Australia in the Asian Century

China and the middle-income trap

by Mark Thirlwell - 20 June 2012 2:18PM

In today's Linkage, Sam sends us to this Free Exchange post on Greece, China and the Middle-income trap. It references this World Bank report on China 2030 and in particular the discussion set out in Box 1 on p.12, as summarised in this powerful chart:

 
The story of this picture is the difficulty of transitioning from middle-income to high-income status, and hence the dangers of becoming stuck in the so-called middle-income trap. The Bank report points out that, of 101 middle-income economies in 1960, only 13 (Equatorial Guinea, Greece, Hong Kong SAR, Ireland, Israel, Japan, Mauritius, Portugal, Puerto Rico, Republic of Korea, Singapore, Spain and Taiwan) had managed to graduate to high-income status by 2008.

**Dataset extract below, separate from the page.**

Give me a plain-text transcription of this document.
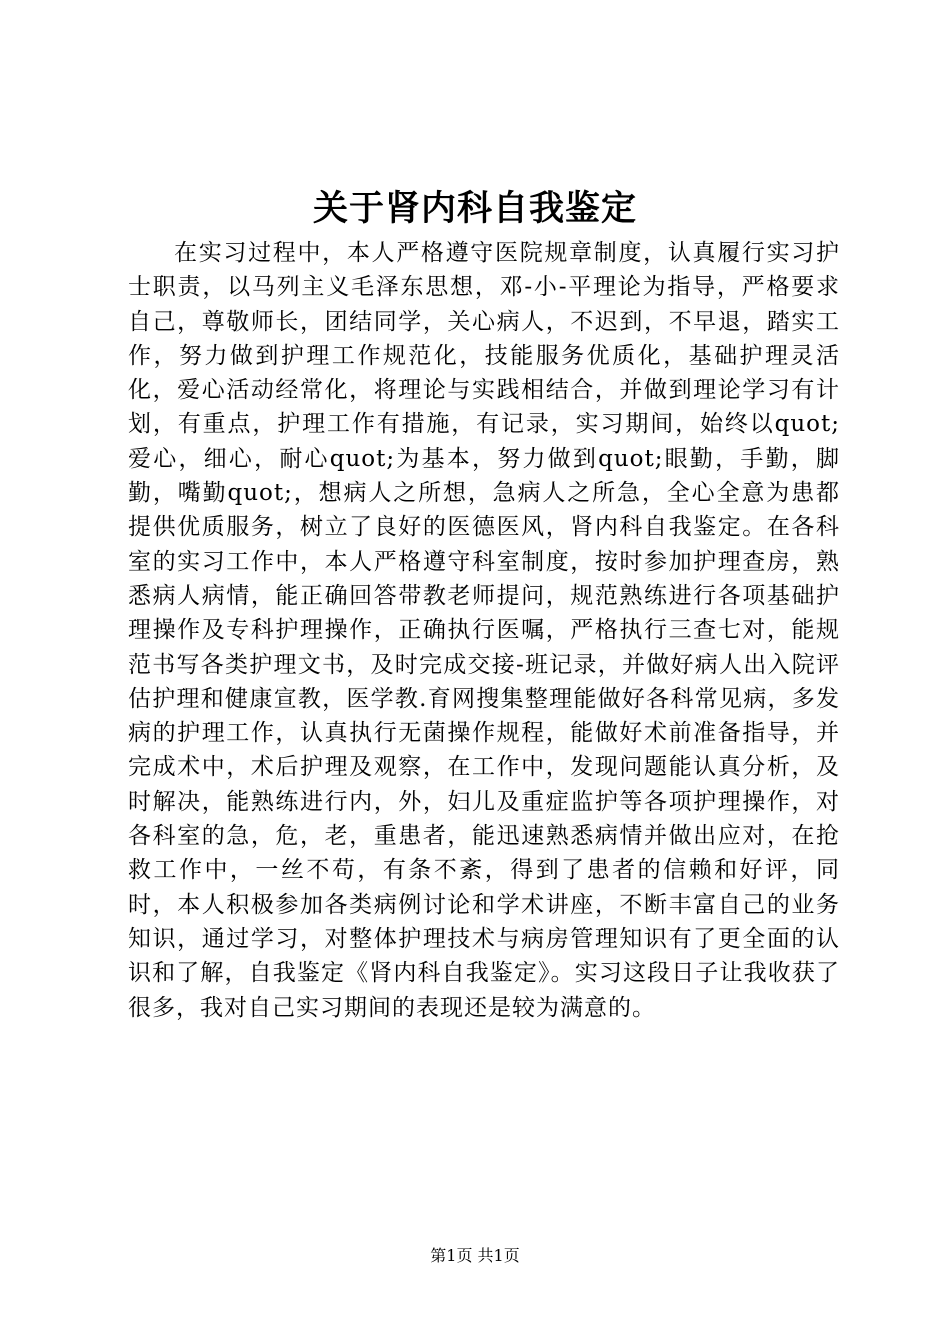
关于肾内科自我鉴定

在实习过程中，本人严格遵守医院规章制度，认真履行实习护士职责，以马列主义毛泽东思想，邓-小-平理论为指导，严格要求自己，尊敬师长，团结同学，关心病人，不迟到，不早退，踏实工作，努力做到护理工作规范化，技能服务优质化，基础护理灵活化，爱心活动经常化，将理论与实践相结合，并做到理论学习有计划，有重点，护理工作有措施，有记录，实习期间，始终以quot;爱心，细心，耐心quot;为基本，努力做到quot;眼勤，手勤，脚勤，嘴勤quot;，想病人之所想，急病人之所急，全心全意为患都提供优质服务，树立了良好的医德医风，肾内科自我鉴定。在各科室的实习工作中，本人严格遵守科室制度，按时参加护理查房，熟悉病人病情，能正确回答带教老师提问，规范熟练进行各项基础护理操作及专科护理操作，正确执行医嘱，严格执行三查七对，能规范书写各类护理文书，及时完成交接-班记录，并做好病人出入院评估护理和健康宣教，医学教.育网搜集整理能做好各科常见病，多发病的护理工作，认真执行无菌操作规程，能做好术前准备指导，并完成术中，术后护理及观察，在工作中，发现问题能认真分析，及时解决，能熟练进行内，外，妇儿及重症监护等各项护理操作，对各科室的急，危，老，重患者，能迅速熟悉病情并做出应对，在抢救工作中，一丝不苟，有条不紊，得到了患者的信赖和好评，同时，本人积极参加各类病例讨论和学术讲座，不断丰富自己的业务知识，通过学习，对整体护理技术与病房管理知识有了更全面的认识和了解，自我鉴定《肾内科自我鉴定》。实习这段日子让我收获了很多，我对自己实习期间的表现还是较为满意的。

第1页 共1页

For pessimists about China's future growth prospects, odds of 13/101 don't look too good and provide another significant reason to be cautious about predictions of an inexorable rise.

It's a fair point. I certainly agree that the historical record suggests that it's been difficult to make this economic transition. Still, by playing around with the sample of countries, you can get a rather different message.

For example, it's not unreasonable to argue that the East Asian economies have pursued their own distinctive growth path. If we start with the World Bank's 101 middle income countries in 1960 but then restrict our sample to East Asian economies, the odds suddenly look an awful lot better: of 14 countries, five had made it to high-income status by 2008.

You could push this even further, if you wanted: it has been argued that there is a difference between the Northeast and Southeast Asian growth models. And of the six middle-income Northeast Asian economies in 1960, four had graduated to the high-income category by 2008.

Two points, then:

  1. Those old arguments  about whether there is a distinctively successful East Asian growth model (remember the heated debate about this famous World Bank Report on the East Asian Miracle from the early 1990s?) may still have some useful life in them.
  2. Sample selection matters, including in defining the relevant population (all middle income countries? Just East Asian ones?).